Creating and financing companies became vehicles for expressing my creativity. I really enjoy the learning and discovery. I like making the mess and creating order, and the journey from conception to commercialization. I launched Terrapin Partners in January 1998. We've had plenty of zeros but have also had success in fields as varied as software, agriculture, medical devices, financial services, specialty construction, and commodity manufacturing. Three years ago, we launched The Juice, an educational platform designed to make students better critical thinkers. As a father of four, I have found that The Juice has captured my heart and mind.

What inspired you to create this new learning platform?
It’s bothered me that we seem to be in a post-truth world, where facts are treated as opinions. I feel like we lost news and replaced it with commentary. We’ve ended up with a duopoly of thought: we’re either members of the blue team or the red team. 

Information is available in a couple of keystrokes, but so is the noise. When you start asking your kids, “How do you get the news today?” you hear that it’s from social media, TikTok, and Facebook. We can help teach children to decipher the noise from the facts. Our goal is to teach children how to think, not what to think. 

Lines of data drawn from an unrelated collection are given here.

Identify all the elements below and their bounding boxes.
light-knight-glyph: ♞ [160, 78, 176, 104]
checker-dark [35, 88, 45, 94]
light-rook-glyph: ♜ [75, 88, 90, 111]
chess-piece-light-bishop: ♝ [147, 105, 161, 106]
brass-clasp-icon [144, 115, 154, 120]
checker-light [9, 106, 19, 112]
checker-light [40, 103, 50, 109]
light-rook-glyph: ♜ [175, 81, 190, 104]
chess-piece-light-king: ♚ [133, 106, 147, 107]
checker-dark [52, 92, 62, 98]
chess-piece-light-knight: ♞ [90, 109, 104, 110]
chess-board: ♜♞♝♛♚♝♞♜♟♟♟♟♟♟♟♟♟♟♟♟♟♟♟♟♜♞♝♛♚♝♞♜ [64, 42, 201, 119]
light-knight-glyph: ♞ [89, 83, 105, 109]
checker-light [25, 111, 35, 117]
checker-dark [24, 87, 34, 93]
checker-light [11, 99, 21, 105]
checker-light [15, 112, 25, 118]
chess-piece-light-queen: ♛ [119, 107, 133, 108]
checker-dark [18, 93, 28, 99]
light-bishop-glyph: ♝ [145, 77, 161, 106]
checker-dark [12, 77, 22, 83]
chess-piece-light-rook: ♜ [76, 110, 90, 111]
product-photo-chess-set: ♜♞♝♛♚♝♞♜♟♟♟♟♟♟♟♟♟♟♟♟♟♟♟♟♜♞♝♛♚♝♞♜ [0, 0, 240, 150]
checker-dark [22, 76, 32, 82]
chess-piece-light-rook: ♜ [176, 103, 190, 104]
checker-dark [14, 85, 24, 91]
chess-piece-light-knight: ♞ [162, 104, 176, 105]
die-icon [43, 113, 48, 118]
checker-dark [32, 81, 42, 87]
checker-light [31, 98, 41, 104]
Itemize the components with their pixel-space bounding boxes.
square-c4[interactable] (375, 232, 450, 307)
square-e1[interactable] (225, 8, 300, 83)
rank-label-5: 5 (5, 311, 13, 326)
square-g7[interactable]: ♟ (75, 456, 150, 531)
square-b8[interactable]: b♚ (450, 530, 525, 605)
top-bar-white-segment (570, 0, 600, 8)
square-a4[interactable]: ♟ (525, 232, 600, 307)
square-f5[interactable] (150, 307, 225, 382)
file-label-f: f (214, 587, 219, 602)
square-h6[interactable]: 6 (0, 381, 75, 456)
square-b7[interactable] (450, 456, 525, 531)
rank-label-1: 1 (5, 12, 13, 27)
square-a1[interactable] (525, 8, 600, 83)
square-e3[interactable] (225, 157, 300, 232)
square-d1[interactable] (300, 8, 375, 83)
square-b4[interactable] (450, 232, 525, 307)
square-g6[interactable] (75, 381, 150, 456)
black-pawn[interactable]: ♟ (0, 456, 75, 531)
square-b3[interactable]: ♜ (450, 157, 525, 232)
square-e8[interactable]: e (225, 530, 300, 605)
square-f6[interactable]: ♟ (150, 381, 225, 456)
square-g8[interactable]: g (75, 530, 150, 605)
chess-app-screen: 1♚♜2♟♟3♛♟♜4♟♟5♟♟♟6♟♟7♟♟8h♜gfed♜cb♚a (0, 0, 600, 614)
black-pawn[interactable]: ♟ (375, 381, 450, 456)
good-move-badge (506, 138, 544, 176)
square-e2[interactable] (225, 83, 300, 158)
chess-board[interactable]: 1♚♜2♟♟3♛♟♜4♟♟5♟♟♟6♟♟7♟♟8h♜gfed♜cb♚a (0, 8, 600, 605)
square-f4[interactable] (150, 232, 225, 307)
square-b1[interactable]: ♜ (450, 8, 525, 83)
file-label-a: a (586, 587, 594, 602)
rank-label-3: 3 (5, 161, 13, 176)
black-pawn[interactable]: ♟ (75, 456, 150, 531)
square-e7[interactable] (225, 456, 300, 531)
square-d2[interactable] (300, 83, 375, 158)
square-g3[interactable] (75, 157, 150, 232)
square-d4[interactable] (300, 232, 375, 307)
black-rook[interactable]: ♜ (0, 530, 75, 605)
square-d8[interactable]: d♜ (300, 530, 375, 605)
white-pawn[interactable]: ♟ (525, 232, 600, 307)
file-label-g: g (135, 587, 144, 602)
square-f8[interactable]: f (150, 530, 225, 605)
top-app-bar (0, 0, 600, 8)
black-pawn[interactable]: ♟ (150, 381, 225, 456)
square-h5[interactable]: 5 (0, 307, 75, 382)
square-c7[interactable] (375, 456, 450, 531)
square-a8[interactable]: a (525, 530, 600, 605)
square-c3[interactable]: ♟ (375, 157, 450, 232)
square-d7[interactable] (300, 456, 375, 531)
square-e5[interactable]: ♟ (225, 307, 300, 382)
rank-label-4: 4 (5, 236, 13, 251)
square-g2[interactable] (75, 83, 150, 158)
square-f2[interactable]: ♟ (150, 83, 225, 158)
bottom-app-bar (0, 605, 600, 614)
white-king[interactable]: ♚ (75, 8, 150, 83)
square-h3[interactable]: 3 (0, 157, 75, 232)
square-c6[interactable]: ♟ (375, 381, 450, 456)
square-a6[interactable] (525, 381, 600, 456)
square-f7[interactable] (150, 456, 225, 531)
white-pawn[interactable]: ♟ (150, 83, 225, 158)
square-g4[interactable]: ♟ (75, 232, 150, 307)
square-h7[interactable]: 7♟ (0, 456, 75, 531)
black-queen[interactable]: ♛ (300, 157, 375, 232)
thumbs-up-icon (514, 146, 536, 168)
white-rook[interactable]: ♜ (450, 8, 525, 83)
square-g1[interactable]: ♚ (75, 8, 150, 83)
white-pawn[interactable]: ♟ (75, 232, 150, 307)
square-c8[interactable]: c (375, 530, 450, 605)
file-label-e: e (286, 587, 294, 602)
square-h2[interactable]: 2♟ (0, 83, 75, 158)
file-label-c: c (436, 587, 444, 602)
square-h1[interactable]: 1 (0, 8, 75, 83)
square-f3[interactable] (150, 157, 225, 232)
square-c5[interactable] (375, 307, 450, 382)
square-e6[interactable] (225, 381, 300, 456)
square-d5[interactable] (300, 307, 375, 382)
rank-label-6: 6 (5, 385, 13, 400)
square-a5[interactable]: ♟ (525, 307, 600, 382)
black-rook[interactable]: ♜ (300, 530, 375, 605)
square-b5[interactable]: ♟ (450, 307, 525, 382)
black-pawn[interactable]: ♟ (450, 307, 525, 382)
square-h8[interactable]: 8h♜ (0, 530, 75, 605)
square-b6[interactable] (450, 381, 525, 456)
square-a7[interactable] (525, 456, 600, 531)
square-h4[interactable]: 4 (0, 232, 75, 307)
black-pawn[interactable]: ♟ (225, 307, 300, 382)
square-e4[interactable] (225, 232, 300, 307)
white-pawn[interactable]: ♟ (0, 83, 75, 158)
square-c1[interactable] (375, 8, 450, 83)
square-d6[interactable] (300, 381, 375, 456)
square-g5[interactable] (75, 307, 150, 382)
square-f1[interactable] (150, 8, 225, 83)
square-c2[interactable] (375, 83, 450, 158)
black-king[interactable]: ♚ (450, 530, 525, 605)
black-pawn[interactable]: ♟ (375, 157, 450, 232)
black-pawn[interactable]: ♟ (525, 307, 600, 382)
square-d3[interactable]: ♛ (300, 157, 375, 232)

What’s the company’s mission?
How can we be better citizens? Create more civil discourse? Follow the golden rule? True critical thinking and civic engagement require empathy. One of the ways to be most empathetic is to hear different perspectives. This is woven into the fabric of what we do. 

How does The Juice work?
Current events are our Trojan horse, so to speak, to teach our kids how to be better critical thinkers. Every day, we provide four current events stories at differentiated reading levels. Each issue has an infographic—we think numerical literacy is incredibly important—as well as vocabulary aids and a life-hack video focused on STEAM (Science, Technology, Engineering, Arts, and Math).

In 10 to 20 minutes, a student can read unbiased news, interact with informational text, practice digital media literacy skills, answer standards-based questions, practice reading comprehension, and sharpen critical thinking skills, all while becoming smarter about our world. 

What are you most looking forward to in 2021?
The fast and equitable distribution of the vaccine. And the use of The Juice by as many educators as we can reach. If you’re a school with underfunded resources, you get The Juice for free. Nonprofits are using The Juice every day in ways that we never imagined.

You’ve established support for undergraduate financial aid. Why do you give back?
Harvard changed my life. I came from what I thought was a fine public school to learn there was another world out there. The experience opened my eyes to the journey of the mind. What lit my fire was learning how to ask questions and become a good listener. I also made the deepest and most meaningful friendships I've ever made while I was there. I'm forever grateful for that.